Google LLC today open-sourced TensorFlow Quantum, an extension to TensorFlow that enables developers to build artificial intelligence models for quantum computers.
Quantum computing is still in an early stage, but the technology is maturing rapidly. IBM Corp. is doubling the processing power of its quantum chips every year, while Honeywell International Inc. recently unveiled a system that it expects to speed up by a factor of 100,000 in the next five years.
To take advantage of tomorrow’s ultrafast quantum machines, researchers will have to write specialized algorithms that can run on qubits, which unlike binary bits can be represented as 1s, 0s or both states at the same time, and they’ll need equally specialized development tools to help with the task.
That’s where TensorFlow Quantum comes into the picture. It provides a set of operators, low-level programming building blocks, for creating AI models that work with qubits, quantum logic gates and quantum circuits. These operators abstract away some of the underlying complexity to reduce the amount of code researchers need to write.

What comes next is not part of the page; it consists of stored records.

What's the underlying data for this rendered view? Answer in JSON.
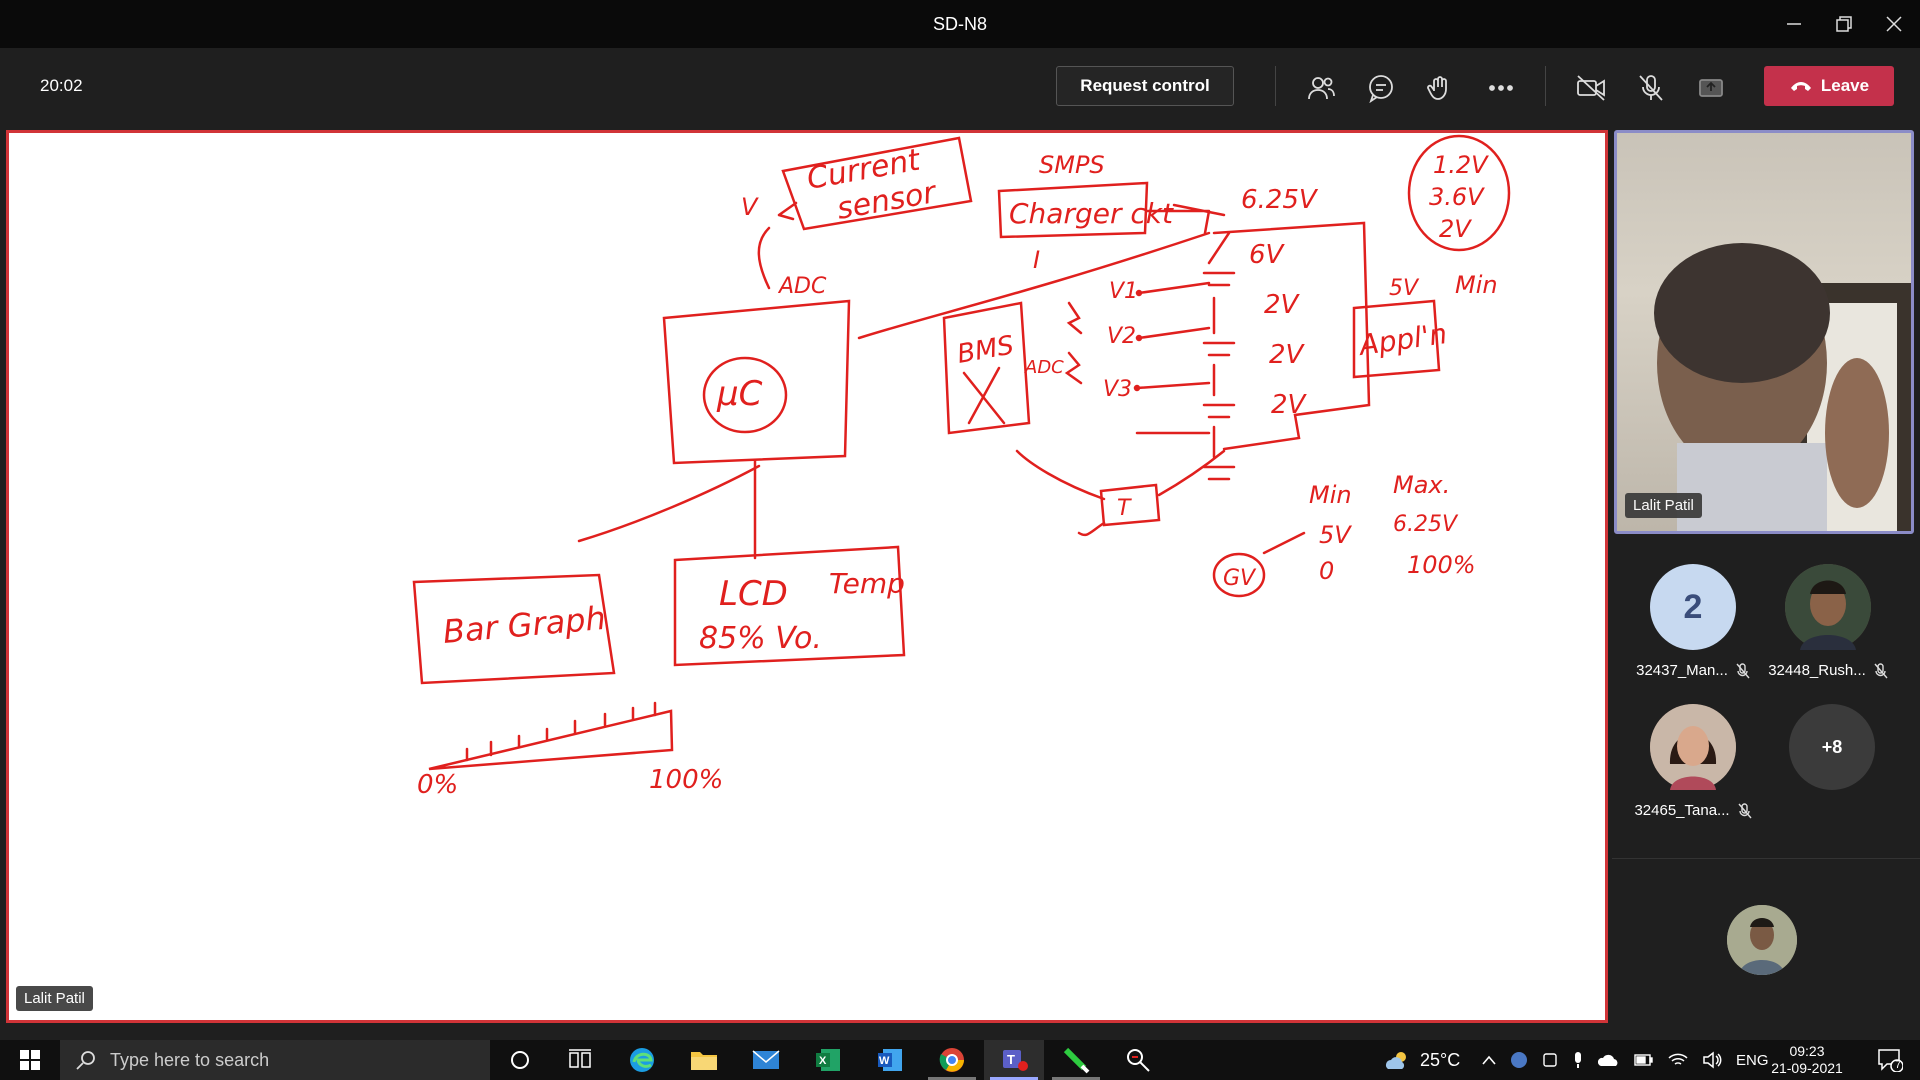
{
  "window": {
    "title": "SD-N8"
  },
  "toolbar": {
    "timer": "20:02",
    "request_control": "Request control",
    "leave": "Leave"
  },
  "stage": {
    "presenter_tag": "Lalit Patil",
    "whiteboard": {
      "current_sensor": [
        "Current",
        "sensor"
      ],
      "v_label": "V",
      "adc_top": "ADC",
      "uc": "µC",
      "smps": "SMPS",
      "charger": "Charger ckt",
      "v625": "6.25V",
      "v6": "6V",
      "cells": [
        "2V",
        "2V",
        "2V"
      ],
      "v5": "5V",
      "min_top": "Min",
      "appln": "Appl'n",
      "bms": "BMS",
      "adc_mid": "ADC",
      "i_label": "I",
      "vlabels": [
        "V1",
        "V2",
        "V3"
      ],
      "t_label": "T",
      "battery_list": [
        "1.2V",
        "3.6V",
        "2V"
      ],
      "min": "Min",
      "max": "Max.",
      "min_val": "5V",
      "max_val": "6.25V",
      "pct_min": "0",
      "pct_max": "100%",
      "gv": "GV",
      "bar_graph": "Bar Graph",
      "lcd": "LCD",
      "temp": "Temp",
      "lcd_vals": "85%  Vo.",
      "scale_start": "0%",
      "scale_end": "100%"
    }
  },
  "speaker": {
    "name": "Lalit Patil"
  },
  "participants": [
    {
      "name": "32437_Man...",
      "avatar_text": "2",
      "avatar_color": "#c7d9f0"
    },
    {
      "name": "32448_Rush...",
      "avatar_text": "",
      "avatar_color": "#6b5a4e"
    },
    {
      "name": "32465_Tana...",
      "avatar_text": "",
      "avatar_color": "#8a6a5a"
    },
    {
      "name": "",
      "avatar_text": "+8",
      "avatar_color": "#3b3b3b"
    }
  ],
  "taskbar": {
    "search_placeholder": "Type here to search",
    "weather": "25°C",
    "lang": "ENG",
    "time": "09:23",
    "date": "21-09-2021",
    "notifications": "7"
  },
  "colors": {
    "leave": "#c4314b",
    "ink": "#e0201e",
    "stage_border": "#d13438",
    "speaker_border": "#8b8cc7"
  }
}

“TFQ allows researchers to construct quantum datasets, quantum models, and classical control parameters as tensors in a single computational graph,” Google researchers Alan Ho and Masoud Mohseni wrote in a blog post.
One potential application for TensorFlow Quantum is quantum data interpretation. Because a qubit can be set to both 1 and 0 at the same time, finding out the results of a computation carried out by a quantum processor is by itself a major challenge. According to Google’s Ho and Mohseni, TensorFlow Quantum could enable engineers to develop AI models that disentangle quantum data automatically.
“The TFQ library provides primitives for the development of models that disentangle and generalize correlations in quantum data, opening up opportunities to improve existing quantum algorithms or discover new quantum algorithms,” the researchers wrote.